A goal is an overall objective – generally a problem that is situated on the level of the (local) society as a whole – that the project contributes to. Achieving the project’s purpose won’t be enough to solve this problem. Many other things need to be addressed and solved before this goal will be achieved, but your project makes its own contribution.
The goal serves as a point of reference or a framework for your project. This is important to verify that your project serves the larger good and benefits the society as a whole. You should think about how your project relates to the efforts of others: local and national authorities, other NGOs, the local civil society, religious institutions, local and international businesses and other actors. Are you working with the forces of change, or against them?
When you formulate your goals, make sure that they are not too ambitious, too broad or ‘too far away’ from your project. When your project’s purpose is to provide drinking water in a certain region, the link with the goal of ‘reducing the negative effects of globalisation’ may be too far fetched. ‘Improving people’s health’ in that same region or in that country is a more realistic goal. The idea is that your project makes a significant contribution to that goal.

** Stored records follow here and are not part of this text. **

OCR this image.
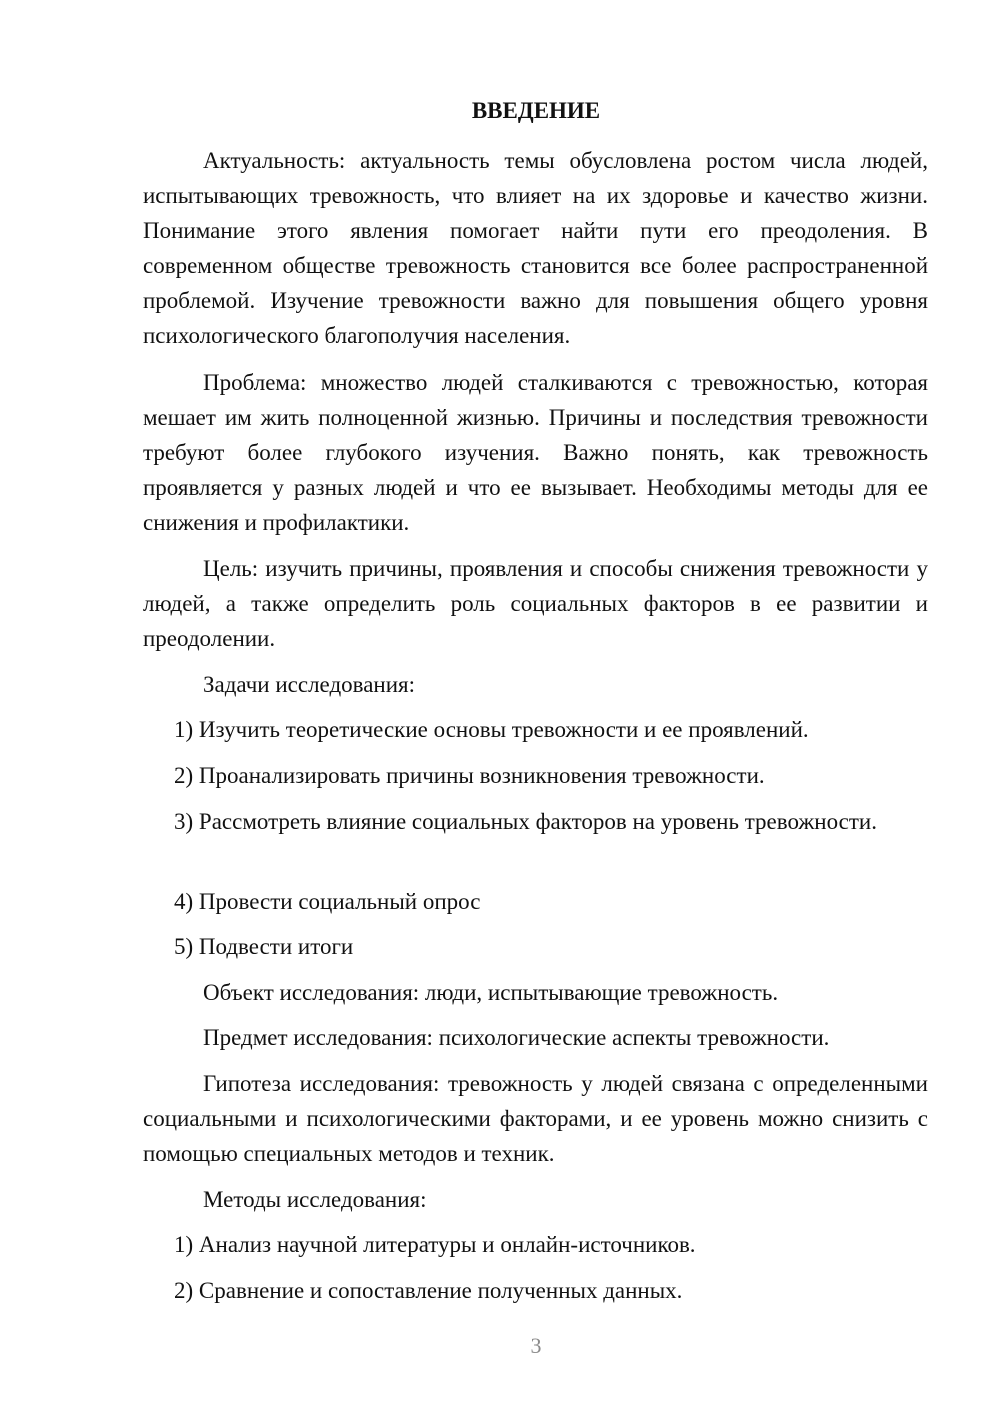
ВВЕДЕНИЕ

Актуальность: актуальность темы обусловлена ростом числа людей, испытывающих тревожность, что влияет на их здоровье и качество жизни. Понимание этого явления помогает найти пути его преодоления. В современном обществе тревожность становится все более распространенной проблемой. Изучение тревожности важно для повышения общего уровня психологического благополучия населения.

Проблема: множество людей сталкиваются с тревожностью, которая мешает им жить полноценной жизнью. Причины и последствия тревожности требуют более глубокого изучения. Важно понять, как тревожность проявляется у разных людей и что ее вызывает. Необходимы методы для ее снижения и профилактики.

Цель: изучить причины, проявления и способы снижения тревожности у людей, а также определить роль социальных факторов в ее развитии и преодолении.

Задачи исследования:

1) Изучить теоретические основы тревожности и ее проявлений.

2) Проанализировать причины возникновения тревожности.

3) Рассмотреть влияние социальных факторов на уровень тревожности.

4) Провести социальный опрос

5) Подвести итоги

Объект исследования: люди, испытывающие тревожность.

Предмет исследования: психологические аспекты тревожности.

Гипотеза исследования: тревожность у людей связана с определенными социальными и психологическими факторами, и ее уровень можно снизить с помощью специальных методов и техник.

Методы исследования:

1) Анализ научной литературы и онлайн-источников.

2) Сравнение и сопоставление полученных данных.

3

For international development, an important tool for the alignment of assistance are the Poverty Reduction Strategy Papers that are developed by national governments. These documents explain the government’s development strategy, but also provide a framework for donors and international development actors to align their projects with the national policy and with other actors.
Because the goals are bigger than the scope of the project, they are also outside the control of the project. Their achievement doesn’t depend entirely on your project or the organisations that are involved.